As part of a futile effort to use Internet censorship to quell citizen dissent, Turkey recently forced the nation's ISPs to block access to Twitter, though users rather quickly found a way around the blocks by using alternative DNS servers
. Turkey then beefed up their Twitter blockade by imposing IP-range blocks
, which simply drove impacted users to Tor.
Now Turkey has escalated their Internet censorship efforts further by blocking user access to YouTube
, hours after a government security meeting (one in which participants discuss attacking Syria for political brownie points and electoral gains) was leaked via the website:
The ban was ordered hours after leaked recordings of a key security meeting were published on the video sharing website. Turkey's Telecommunication Directorate (TİB) has used its new authority for the first time by blocking Youtube without a court order.
This appears to be a DNS-level ban that's again (for now) avoidable by using third-party DNS servers.

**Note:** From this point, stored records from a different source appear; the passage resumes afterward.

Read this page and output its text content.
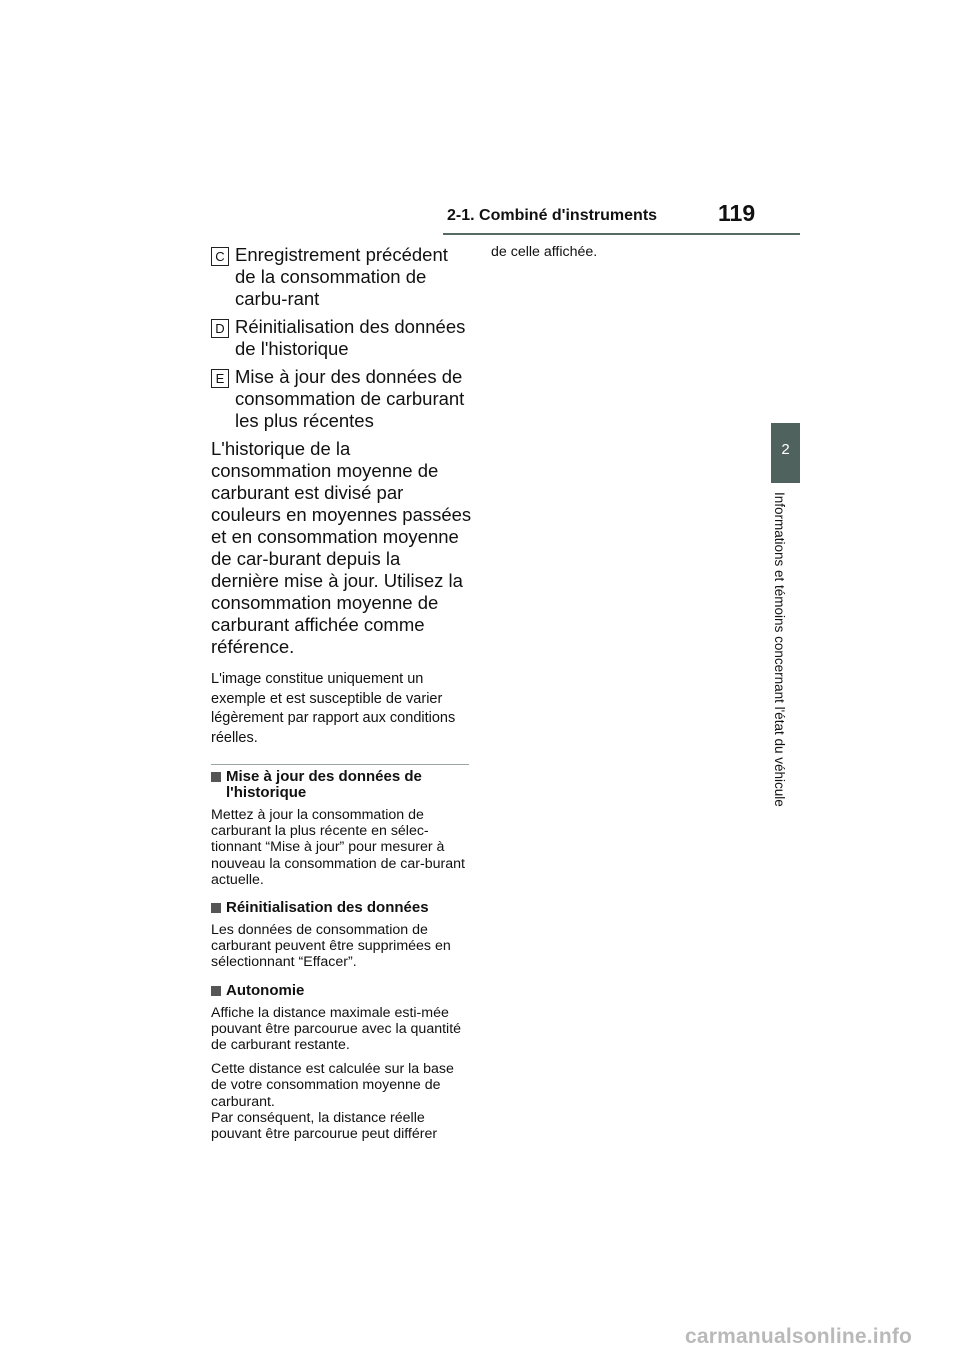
2-1. Combiné d'instruments	119
2
Informations et témoins concernant l'état du véhicule
C Enregistrement précédent de la consommation de carbu-rant
D Réinitialisation des données de l'historique
E Mise à jour des données de consommation de carburant les plus récentes
L'historique de la consommation moyenne de carburant est divisé par couleurs en moyennes passées et en consommation moyenne de car-burant depuis la dernière mise à jour. Utilisez la consommation moyenne de carburant affichée comme référence.
L'image constitue uniquement un exemple et est susceptible de varier légèrement par rapport aux conditions réelles.
Mise à jour des données de l'historique
Mettez à jour la consommation de carburant la plus récente en sélec-tionnant “Mise à jour” pour mesurer à nouveau la consommation de car-burant actuelle.
Réinitialisation des données
Les données de consommation de carburant peuvent être supprimées en sélectionnant “Effacer”.
Autonomie
Affiche la distance maximale esti-mée pouvant être parcourue avec la quantité de carburant restante.
Cette distance est calculée sur la base de votre consommation moyenne de carburant.
Par conséquent, la distance réelle pouvant être parcourue peut différer
de celle affichée.
carmanualsonline.info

Surely blocking websites will magically stop citizen outrage at bad government behavior, right? You'd think, after countless examples of this kind of ham-fisted Internet censorship failing, that governments would give up. Apparently not. Medium
has an interesting read stating that these blocks may be less about seriously trying to block dissent, and more about trying to win election brownie points by portraying (Western) social media as a corrupter of family values.